My next few posts will try to give further confirmation that abundant life yields rescue and redemption. The abundant life that our Good Shepherd offers us is one filled with redeeming our moments of sin and shame and heartache. You know those moments—the ones that transform our years in ways we would never have wanted or imagined. And yet He transforms those terrible moments into rescued, restored, and redeemed moments.
The best way I can describe this concept of the abundance of rescue and redemption is to give you small snapshots into the ways we have experienced it ourselves. I have been rescued–from sin, from fear, from status quo. This ongoing process is not always fun, but it always produces a great amount of awe in the One who loves me enough to redeem me.
And my family’s response to His act of rescue on our behalf is to ask Him how we could be used in His plan of rescue for others. Sometimes it is small—a kind word, an encouraging text message, a prayer. Sometimes it is bigger. No matter big or small, when we open ourselves to be used in the rescue of others, we are overwhelmingly and abundantly blessed ourselves.
As many of you know, we adopted two kids from China, both perfect in our sight, but both diagnosed with special needs. Both had meningocel, which is an issue with the spinal cord. Sally had her surgery two weeks after we got her, and she has no problems. Charlie had his surgery in China, we think right after he was born. He had problems.
We were told from the beginning that they did not think he would be able to walk. Three different times the adoption agency called us back to see if we “really” wanted him, as they did not believe he would walk. Wouldn’t we rather have a child who had a better chance of being less complicated and more healthy?
Well, as most parents would answer—of course I would rather have that. Remember what my stronghold had been in the past? Fear, especially concerning my children. But God had made it abundantly clear that he was our son.

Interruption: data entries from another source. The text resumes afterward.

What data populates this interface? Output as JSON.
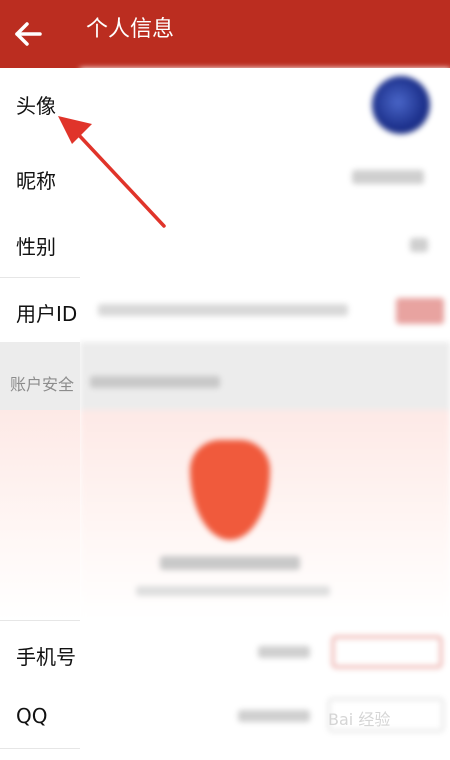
{
  "header": {
    "title": "个人信息",
    "back_icon": "arrow-left-icon",
    "bg": "#bb2d20"
  },
  "rows": {
    "avatar": "头像",
    "nickname": "昵称",
    "gender": "性别",
    "user_id": "用户ID",
    "phone": "手机号",
    "qq": "QQ"
  },
  "section": {
    "account_security": "账户安全"
  },
  "annotation": {
    "icon": "pointer-arrow-icon",
    "color": "#e0342a"
  },
  "watermark": {
    "text": "Bai 经验"
  }
}
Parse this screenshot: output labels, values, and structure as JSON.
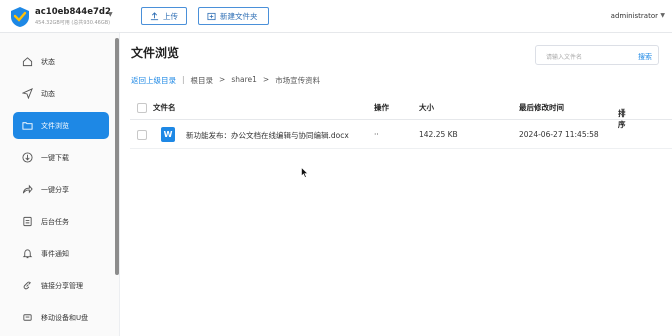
{
  "header": {
    "device_name": "ac10eb844e7d2",
    "device_sub": "454.32GB可用 (总共930.46GB)",
    "upload_label": "上传",
    "new_folder_label": "新建文件夹",
    "user": "administrator"
  },
  "sidebar": {
    "items": [
      {
        "label": "状态",
        "icon": "status-icon"
      },
      {
        "label": "动态",
        "icon": "send-icon"
      },
      {
        "label": "文件浏览",
        "icon": "folder-icon",
        "active": true
      },
      {
        "label": "一键下载",
        "icon": "download-icon"
      },
      {
        "label": "一键分享",
        "icon": "share-icon"
      },
      {
        "label": "后台任务",
        "icon": "task-icon"
      },
      {
        "label": "事件通知",
        "icon": "bell-icon"
      },
      {
        "label": "链接分享管理",
        "icon": "link-icon"
      },
      {
        "label": "移动设备和U盘",
        "icon": "usb-icon"
      }
    ]
  },
  "main": {
    "title": "文件浏览",
    "search_placeholder": "请输入文件名",
    "search_button": "搜索",
    "breadcrumb": {
      "back": "返回上级目录",
      "separator": "|",
      "items": [
        "根目录",
        ">",
        "share1",
        ">",
        "市场宣传资料"
      ]
    },
    "columns": {
      "name": "文件名",
      "action": "操作",
      "size": "大小",
      "modified": "最后修改时间",
      "sort": "排序"
    },
    "files": [
      {
        "icon_letter": "W",
        "name": "新功能发布：办公文档在线编辑与协同编辑.docx",
        "action": "··",
        "size": "142.25 KB",
        "modified": "2024-06-27 11:45:58"
      }
    ]
  },
  "colors": {
    "accent": "#1e88e5"
  }
}
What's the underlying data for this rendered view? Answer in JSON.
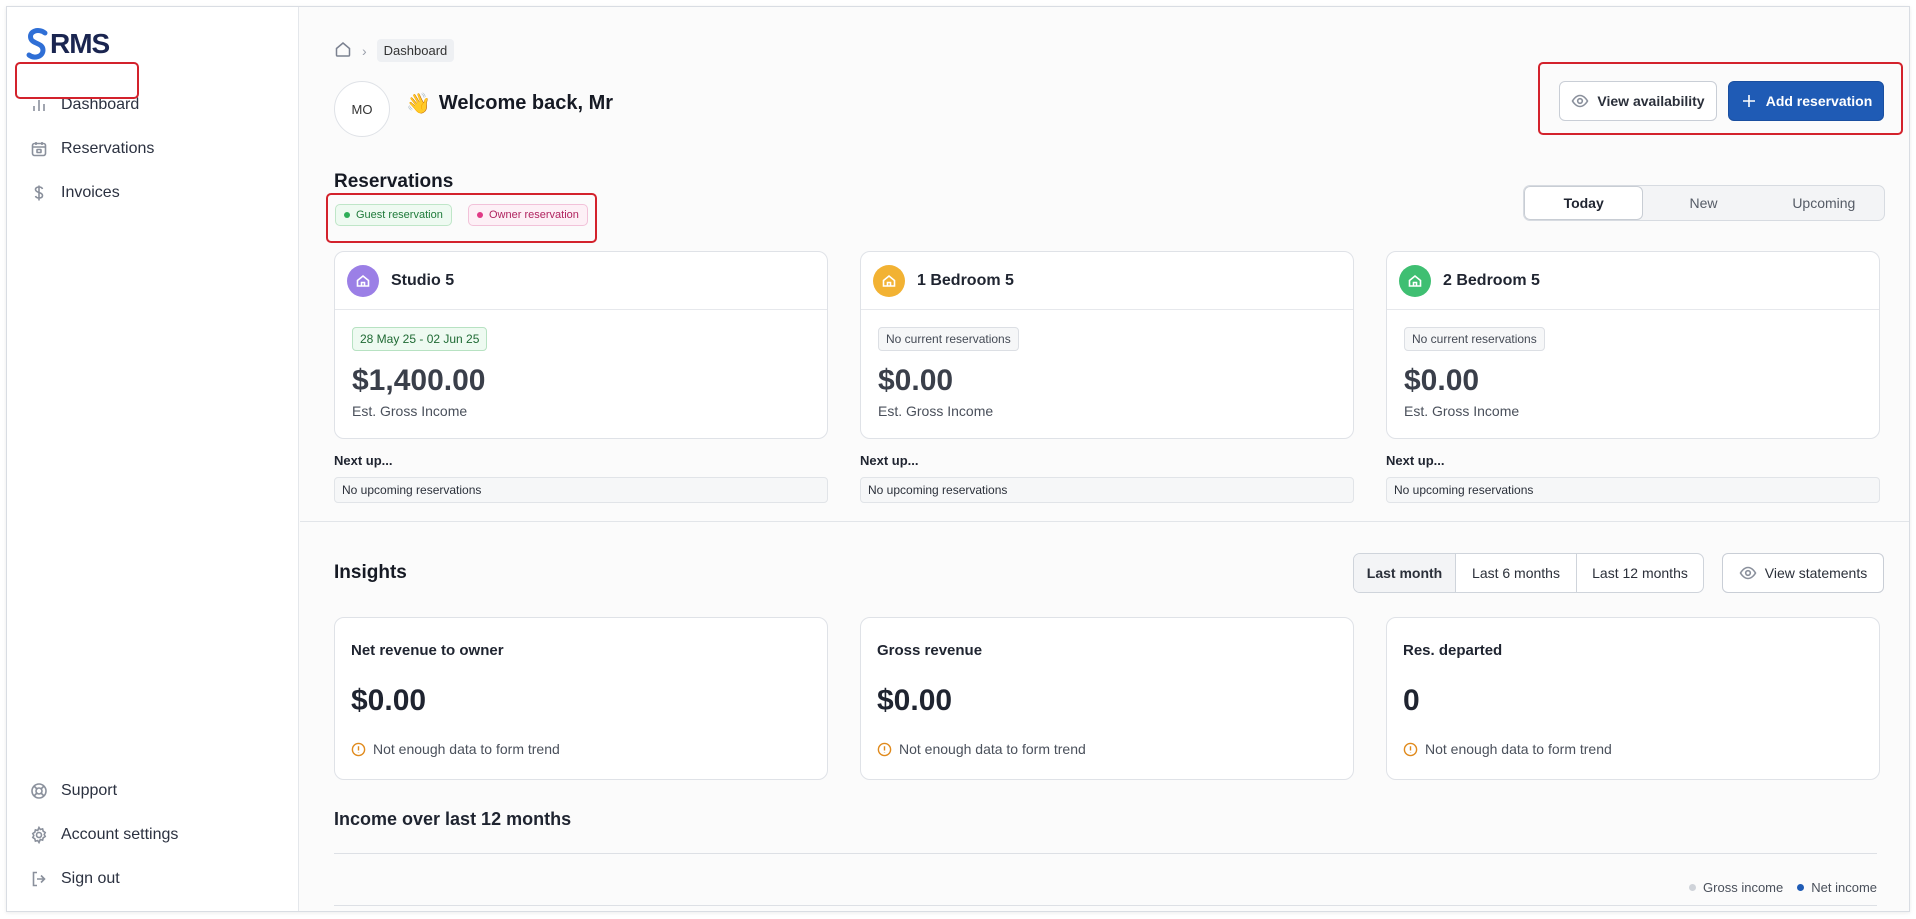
{
  "app": {
    "logo_text": "RMS",
    "logo_mark_color": "#2f6fd6"
  },
  "sidebar": {
    "items": [
      {
        "label": "Dashboard",
        "icon": "bar-chart-icon",
        "active": true
      },
      {
        "label": "Reservations",
        "icon": "calendar-icon"
      },
      {
        "label": "Invoices",
        "icon": "dollar-icon"
      }
    ],
    "bottom_items": [
      {
        "label": "Support",
        "icon": "lifebuoy-icon"
      },
      {
        "label": "Account settings",
        "icon": "gear-icon"
      },
      {
        "label": "Sign out",
        "icon": "sign-out-icon"
      }
    ]
  },
  "breadcrumb": {
    "current": "Dashboard"
  },
  "user": {
    "initials": "MO",
    "welcome": "Welcome back, Mr",
    "wave": "👋"
  },
  "actions": {
    "view_availability": "View availability",
    "add_reservation": "Add reservation"
  },
  "reservations": {
    "title": "Reservations",
    "legend": {
      "guest": "Guest reservation",
      "owner": "Owner reservation"
    },
    "tabs": [
      {
        "label": "Today",
        "active": true
      },
      {
        "label": "New"
      },
      {
        "label": "Upcoming"
      }
    ],
    "properties": [
      {
        "name": "Studio 5",
        "icon_color": "#9b7fe6",
        "badge": "28 May 25 - 02 Jun 25",
        "badge_type": "date",
        "amount": "$1,400.00",
        "amount_label": "Est. Gross Income",
        "next_label": "Next up...",
        "next": "No upcoming reservations"
      },
      {
        "name": "1 Bedroom 5",
        "icon_color": "#f2b233",
        "badge": "No current reservations",
        "badge_type": "none",
        "amount": "$0.00",
        "amount_label": "Est. Gross Income",
        "next_label": "Next up...",
        "next": "No upcoming reservations"
      },
      {
        "name": "2 Bedroom 5",
        "icon_color": "#3fbf72",
        "badge": "No current reservations",
        "badge_type": "none",
        "amount": "$0.00",
        "amount_label": "Est. Gross Income",
        "next_label": "Next up...",
        "next": "No upcoming reservations"
      }
    ]
  },
  "insights": {
    "title": "Insights",
    "ranges": [
      {
        "label": "Last month",
        "active": true
      },
      {
        "label": "Last 6 months"
      },
      {
        "label": "Last 12 months"
      }
    ],
    "view_statements": "View statements",
    "cards": [
      {
        "title": "Net revenue to owner",
        "value": "$0.00",
        "note": "Not enough data to form trend"
      },
      {
        "title": "Gross revenue",
        "value": "$0.00",
        "note": "Not enough data to form trend"
      },
      {
        "title": "Res. departed",
        "value": "0",
        "note": "Not enough data to form trend"
      }
    ]
  },
  "income": {
    "title": "Income over last 12 months",
    "legend": [
      {
        "label": "Gross income",
        "color": "#cfd3d9"
      },
      {
        "label": "Net income",
        "color": "#1f5bb5"
      }
    ]
  }
}
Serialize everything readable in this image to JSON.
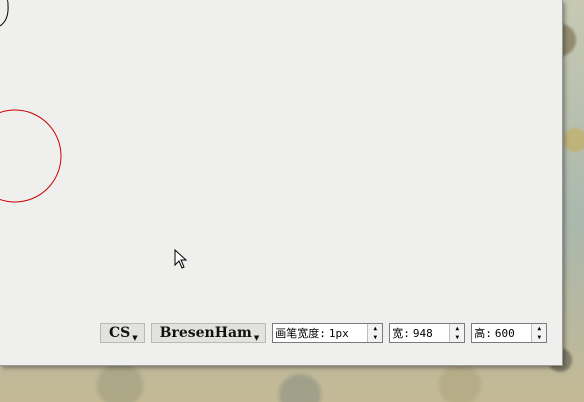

I don’t know how to explain that which I didn’t really understand myself—why a family would choose to take on child with medical needs, not to mention inevitable unique emotional needs. I still can’t explain the process of accepting and choosing to take on such an unknown except to say that God had made Himself abundantly clear to us. He loves the orphan. He wants the orphans of the world in families. He is the perfect Father and His God-Father heart breaks when he sees children suffering alone. And the closer our hearts moved toward His heart, the more we needed to respond. We believed that God would give us grace and mercy for whatever He called us to do. We walked in that grace each and every day through the work and the waiting, and we would continue to do each day as we loved our adopted children, as well as our birth children, into being all that God had created them to be.
In the end, God showed up in a huge way. He turned our unbelief into belief, our fear into faith; and miraculously, through divine healing, He turned our crippled boy into a happy, joyful son who laughs, and runs, and plays, and hops, and jumps. We have the privilege of a front row seat to see our Charlie walking and leaping and praising God because Jesus Christ of Nazareth said, “Rise up and walk!”
As we were used in God’s rescue of these two amazing children, God rescued us from so much. Self-centeredness, unbelief, and self-reliance were just a few of the ways we have experienced on-going rescue since we started our adoption journeys. Through these experiences we have found an added measure of abundant life. I am praying that your own life experiences will highlight God’s divine rescue and that you in turn will be willing to be used in the rescue of others.